DALLAS — The Louisiana Bond Commission will meet in special session March 1 for the competitive sales of $449 million of state general obligation bonds.
The issues will include $400 million of new-money and $49 million of refunding bonds.
Commissioners approved the special session to accept the low bids on the bonds at Thursday’s regular monthly meeting.
Louisiana uses proceeds from GOs to reimburse the lines of credit used to finance state projects and capital improve.
Commission director Whit Kling Jr. said the proceeds from the March 1 sale would reduce the state’s unfunded lines of credit for capital outlays to $1.47 billion.
The sale was originally scheduled to be completed by the February meeting, Kling said, but due to “market factors and other issues” it did not occur as planned.
The special session is necessary because the sale cannot de delayed until the March 15 meeting, Kling said.
“There is concern that one fund would run out by then without these proceeds,” Kling said. The meeting would also conflict with the opening of the 2012 legislative session, he said.

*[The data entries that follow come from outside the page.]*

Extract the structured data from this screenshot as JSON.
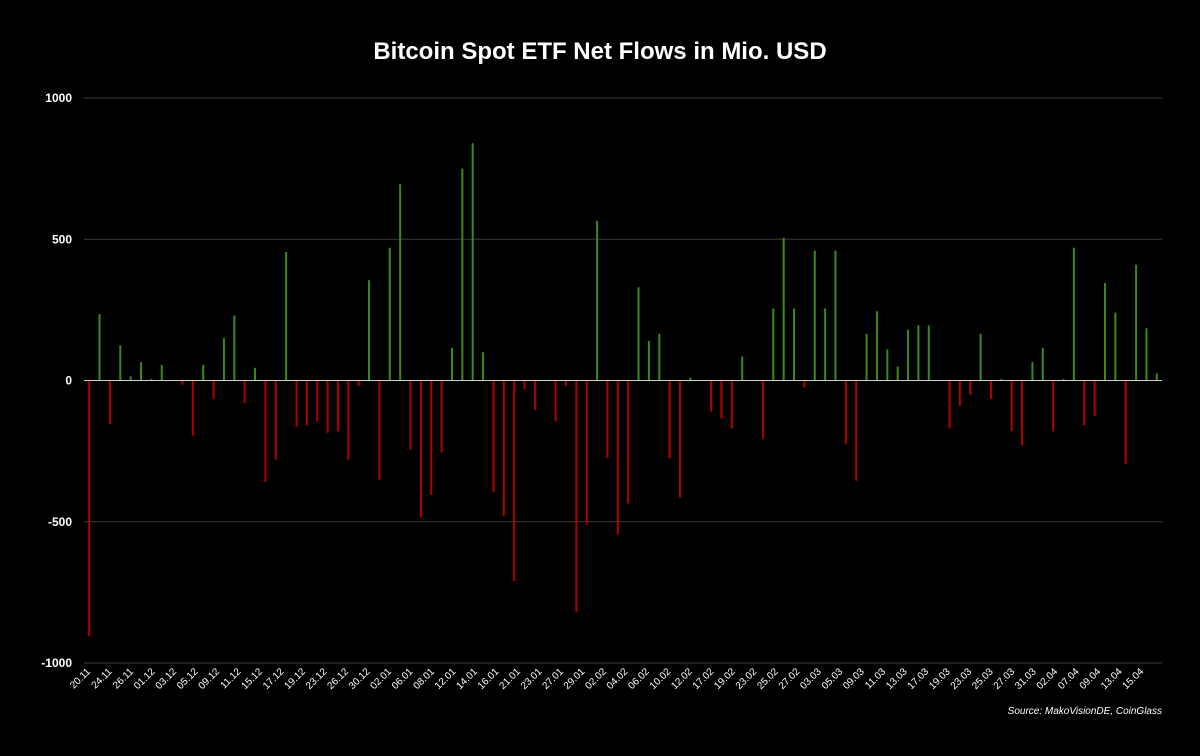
{
  "chart_data": {
    "type": "bar",
    "title": "Bitcoin Spot ETF Net Flows in Mio. USD",
    "source": "Source: MakoVisionDE, CoinGlass",
    "xlabel": "",
    "ylabel": "",
    "ylim": [
      -1000,
      1000
    ],
    "yticks": [
      1000,
      500,
      0,
      -500,
      -1000
    ],
    "ytick_labels": [
      "1000",
      "500",
      "0",
      "-500",
      "-1000"
    ],
    "xtick_labels": [
      "20.11",
      "24.11",
      "26.11",
      "01.12",
      "03.12",
      "05.12",
      "09.12",
      "11.12",
      "15.12",
      "17.12",
      "19.12",
      "23.12",
      "26.12",
      "30.12",
      "02.01",
      "06.01",
      "08.01",
      "12.01",
      "14.01",
      "16.01",
      "21.01",
      "23.01",
      "27.01",
      "29.01",
      "02.02",
      "04.02",
      "06.02",
      "10.02",
      "12.02",
      "17.02",
      "19.02",
      "23.02",
      "25.02",
      "27.02",
      "03.03",
      "05.03",
      "09.03",
      "11.03",
      "13.03",
      "17.03",
      "19.03",
      "23.03",
      "25.03",
      "27.03",
      "31.03",
      "02.04",
      "07.04",
      "09.04",
      "13.04",
      "15.04"
    ],
    "grid": true,
    "positive_color": "#3a8a1a",
    "negative_color": "#b00000",
    "values": [
      -905,
      235,
      -155,
      125,
      15,
      65,
      5,
      55,
      0,
      -15,
      -195,
      55,
      -65,
      150,
      230,
      -80,
      45,
      -360,
      -280,
      455,
      -165,
      -160,
      -145,
      -185,
      -180,
      -280,
      -20,
      355,
      -350,
      470,
      695,
      -245,
      -485,
      -405,
      -255,
      115,
      750,
      840,
      100,
      -395,
      -480,
      -710,
      -30,
      -105,
      0,
      -145,
      -20,
      -820,
      -510,
      565,
      -275,
      -545,
      -435,
      330,
      140,
      165,
      -275,
      -415,
      10,
      0,
      -110,
      -135,
      -170,
      85,
      0,
      -205,
      255,
      505,
      255,
      -25,
      460,
      255,
      460,
      -225,
      -355,
      165,
      245,
      110,
      50,
      180,
      195,
      195,
      0,
      -170,
      -90,
      -50,
      165,
      -65,
      5,
      -180,
      -230,
      65,
      115,
      -180,
      5,
      470,
      -160,
      -125,
      345,
      240,
      -295,
      410,
      185,
      25
    ]
  }
}
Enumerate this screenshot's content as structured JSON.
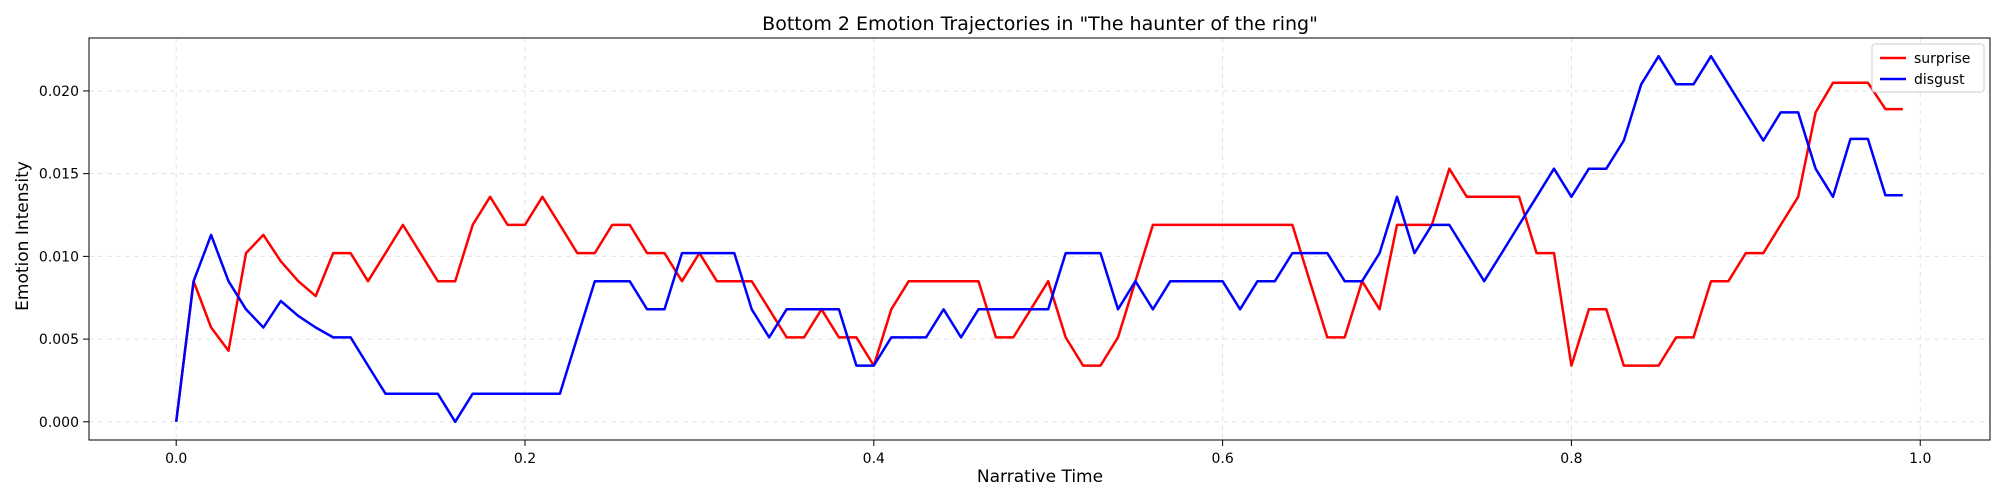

Kling and financial advisor Renee Boicourt of Lamont Financial Services were authorized at the January meeting to accept low bids in lieu of the full commission, but Kling said the commission’s legal counsel questioned the validity of that procedure.
“I can’t find a statutory citation that says the commission cannot delegate that authority, but they are uncomfortable with it,” he said.
State Treasurer John Kennedy, chairman of the commission, explained to several new members that the panel reviews the bids live on the internet and accepts the lowest ones.
“It’s just like an eBay auction,” Kennedy said.
“But in reverse,” Kling added.
There will be two 30-minute bidding periods, Kling said, with a 15-minute validation period between the sessions.
“And we’ll see all the bids coming across in the last 45 seconds,” Kennedy said.
Foley & Juddell LLP was selected as bond counsel to assist in the proposed negotiated refunding of up to $400 million of outstanding gas and fuel tax revenue bonds issued in 2002, 2005, and 2006.
The anticipated refunding savings will be reduced because the bonds currently carry swap termination penalties, Kling said. However, he said, the net present-value savings still will be significant.
“We want to pursue this refunding relatively quickly,” Kling told the commission. “The savings will be tremendous, many millions of dollars.”
The liability on the state’s variable-rate fuel revenue bonds totaled $193.3 million on Jan. 31, based on market-to-market valuations, according to a report distributed to commissioners.
The state will also seek to extend or replace existing hedge agreements associated with two tranches of gasoline and fuel tax revenue debt issued in 2009 as variable-rate Build America Bonds. The existing agreements on the $182 million of BABs will expire May 1.
The state will consider a negotiated refunding $60.2 million of the outstanding BABs issued as the 2009A-4 tranche if it would be more economical, Kling said.
Kling said the commission may need to hire tax counsel to determine if the BABs can be refunding without losing the federal interest subsidy.
The commission will be dealing with hedge agreements on the bonds issued for the highway department until their final maturity in 2043, Kling said, but Kennedy said the concern may be shorter lived.
“The hedge agreements will not be a problem if interest rates go up, and frankly I hope they do because that means the economy is doing well,” Kennedy said. “What is a penalty now could turn positive.”